The relationship between BV and preterm birth has been well documented. Previous meta-analyses have shown an association between BV and preterm birth before 37 weeks, especially when BV was present early in gestation.2 Researchers surmise that ascending bacteria early in pregnancy could predispose certain patients to preterm birth. However, several studies and meta-analyses on screening for and treatment of BV in pregnant women at low risk for preterm delivery have yielded conflicting results.3 Similarly, in pregnant women at high risk for preterm delivery, screening for and treatment of BV has been controversial.1 The Centers for Disease Control and Prevention (CDC) currently states, “Evidence is insufficient to recommend routine screening for BV in asymptomatic pregnant women at high or low risk for preterm delivery for the prevention of preterm birth.”3
Subtil et al wanted to perform a large trial to finally answer the question about the utility of this intervention in pregnant women at low risk for preterm birth. The study has several strengths, including the large sample size, objective criteria for diagnosis of BV, and randomization. It is not clear how the authors determined which BV treatment regimen to use. Oral clindamycin 300 mg twice daily for four days is not a regimen endorsed by the CDC in the United States, but perhaps it is common in France. The CDC classifies oral clindamycin 300 mg twice daily for seven days as an alternative regimen, not a preferred one. Nevertheless, the authors of previous trials of clindamycin for preterm birth used the same dosing for five days and showed eradication of BV in more than 90% of cases.

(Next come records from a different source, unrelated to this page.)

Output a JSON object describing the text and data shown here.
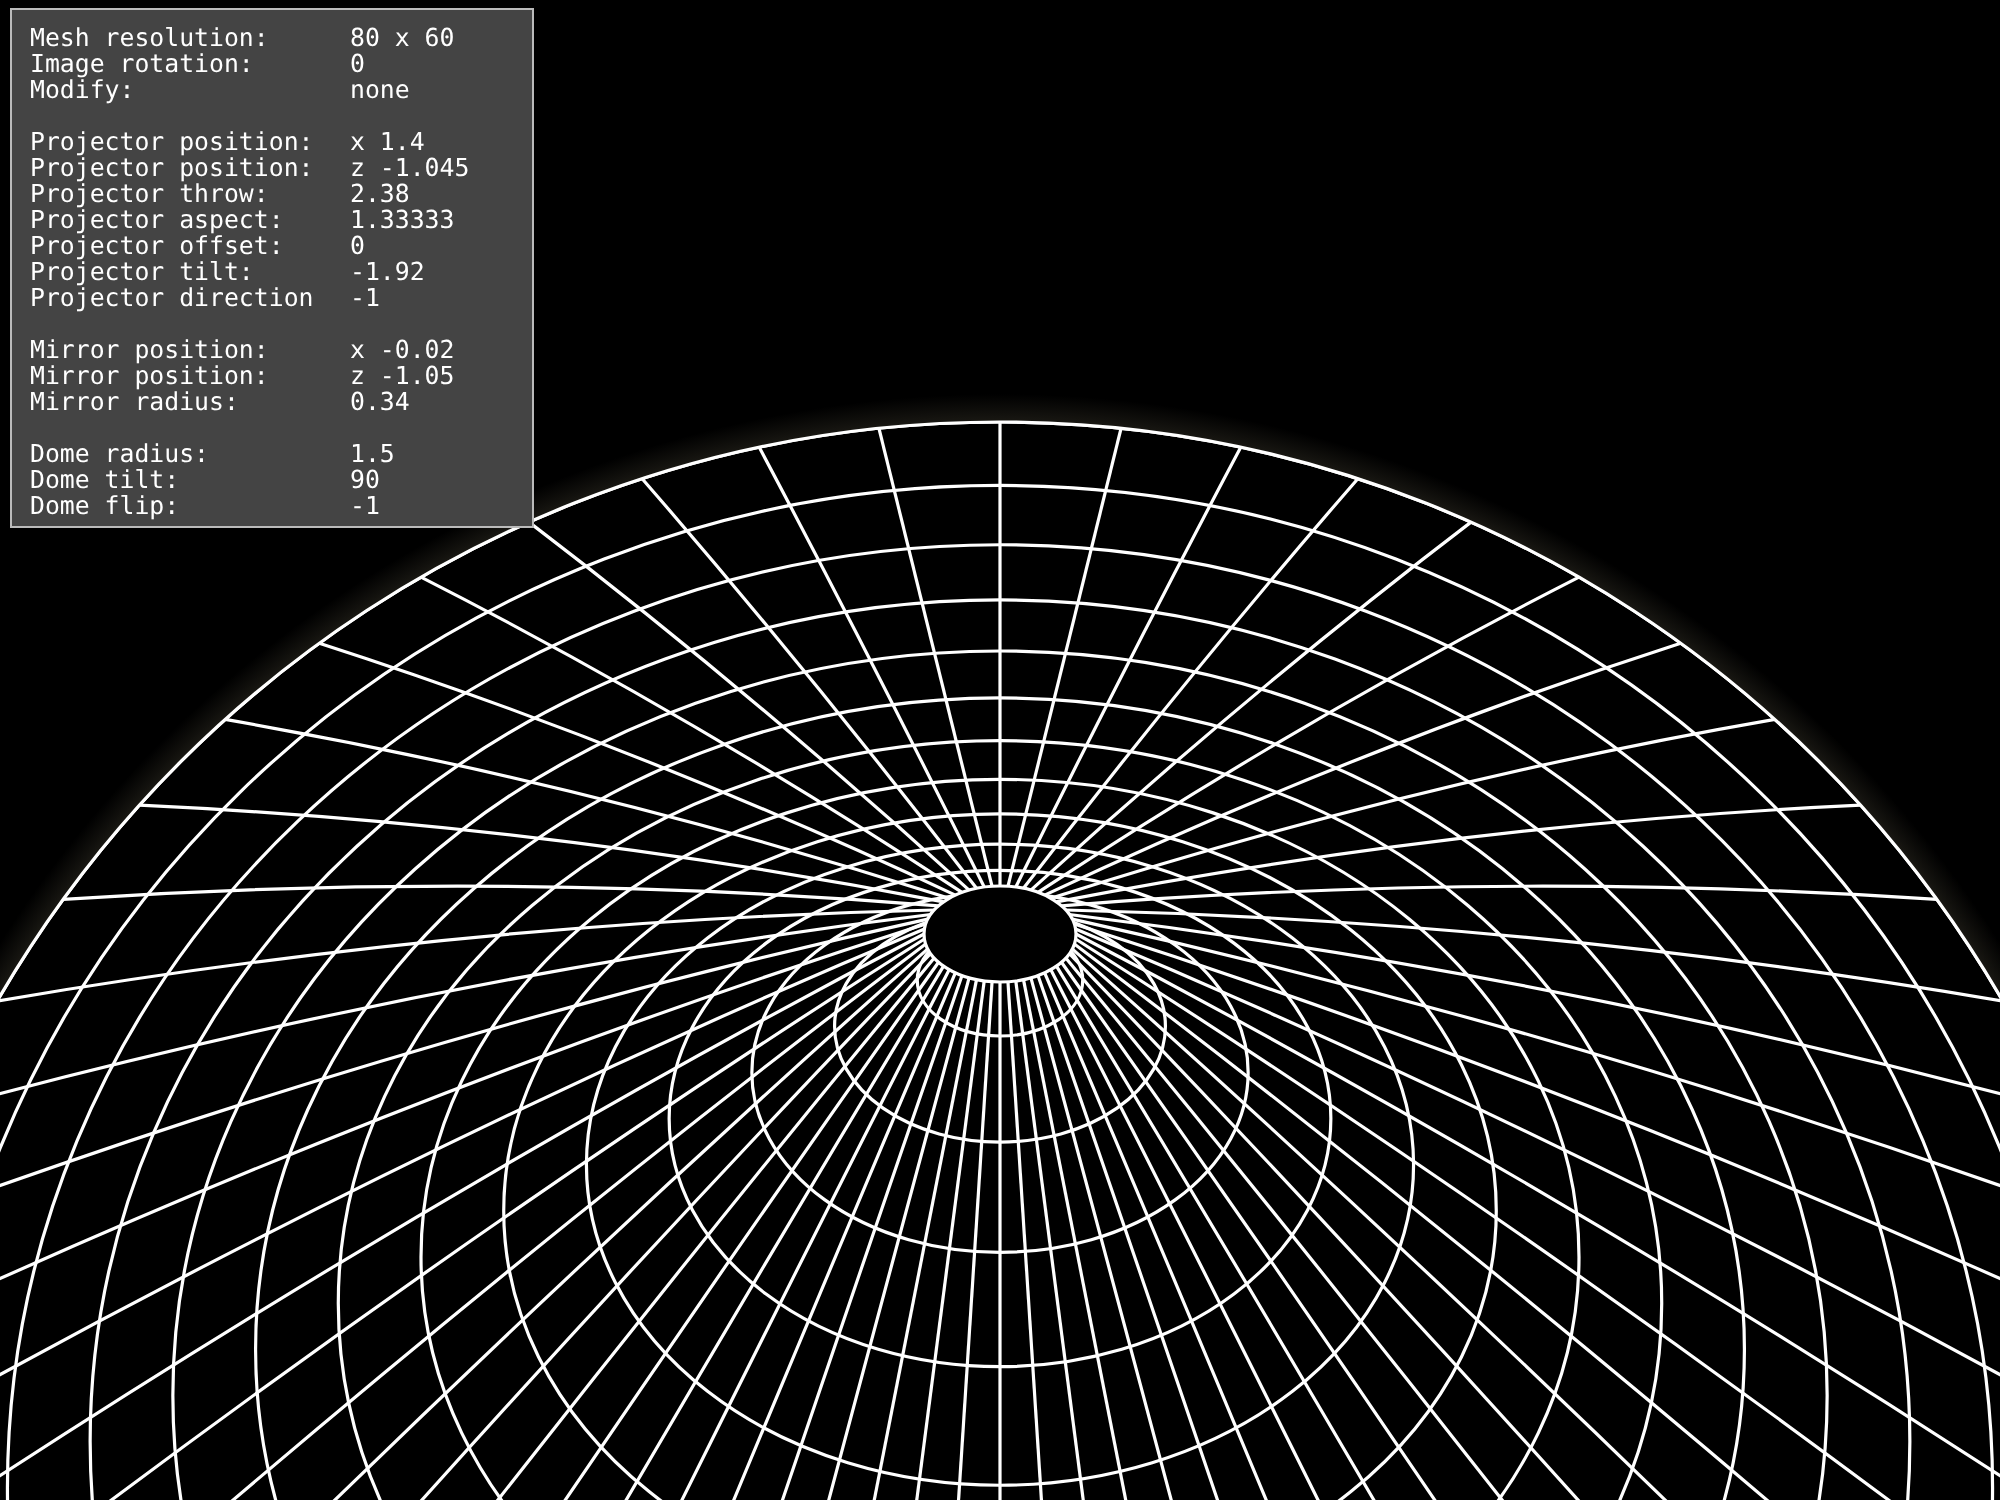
{
  "info_panel": {
    "groups": [
      {
        "rows": [
          {
            "label": "Mesh resolution:",
            "value": "80 x 60"
          },
          {
            "label": "Image rotation:",
            "value": "0"
          },
          {
            "label": "Modify:",
            "value": "none"
          }
        ]
      },
      {
        "rows": [
          {
            "label": "Projector position:",
            "value": "x 1.4"
          },
          {
            "label": "Projector position:",
            "value": "z -1.045"
          },
          {
            "label": "Projector throw:",
            "value": "2.38"
          },
          {
            "label": "Projector aspect:",
            "value": "1.33333"
          },
          {
            "label": "Projector offset:",
            "value": "0"
          },
          {
            "label": "Projector tilt:",
            "value": "-1.92"
          },
          {
            "label": "Projector direction",
            "value": "-1"
          }
        ]
      },
      {
        "rows": [
          {
            "label": "Mirror position:",
            "value": "x -0.02"
          },
          {
            "label": "Mirror position:",
            "value": "z -1.05"
          },
          {
            "label": "Mirror radius:",
            "value": "0.34"
          }
        ]
      },
      {
        "rows": [
          {
            "label": "Dome radius:",
            "value": "1.5"
          },
          {
            "label": "Dome tilt:",
            "value": "90"
          },
          {
            "label": "Dome flip:",
            "value": "-1"
          }
        ]
      }
    ]
  }
}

The study clearly showed no benefit for low-risk women. Interestingly, for the high-risk group that participated in the subtrial, the authors noted that French ethics guidelines prevented them from including a placebo arm. Unfortunately, the lack of the placebo arm prevents us from drawing any conclusions about the efficacy of the intervention in preventing preterm birth in that population. I do not think that including a placebo arm would have been unethical given the uncertainty of the benefits of the intervention. More research is needed to elucidate which populations of women should be screened and treated for BV in pregnancy to prevent adverse sequelae. There may be a genetic component that increases susceptibility to BV-associated preterm birth that we have not yet elucidated. For now, however, it is clear that although symptomatic pregnant women with BV should be diagnosed and treated, there is no evidence for screening and treating asymptomatic pregnant women.
REFERENCES
- Paavonen J, Brunham RC. Bacterial vaginosis and desquamative inflammatory vaginitis. N Engl J Med 2018;379:2246-2254.
- Leitich H, Bodner-Adler B, Brunbauer M, et al. Bacterial vaginosis as a risk factor for preterm delivery: A meta-analysis. Am J Obstet Gynecol 2003;189:139-147.
- Centers for Disease Control and Prevention. Sexually Transmitted Diseases Treatment Guidelines, 2015. MMWR Recomm Rep 2015;64:1-137.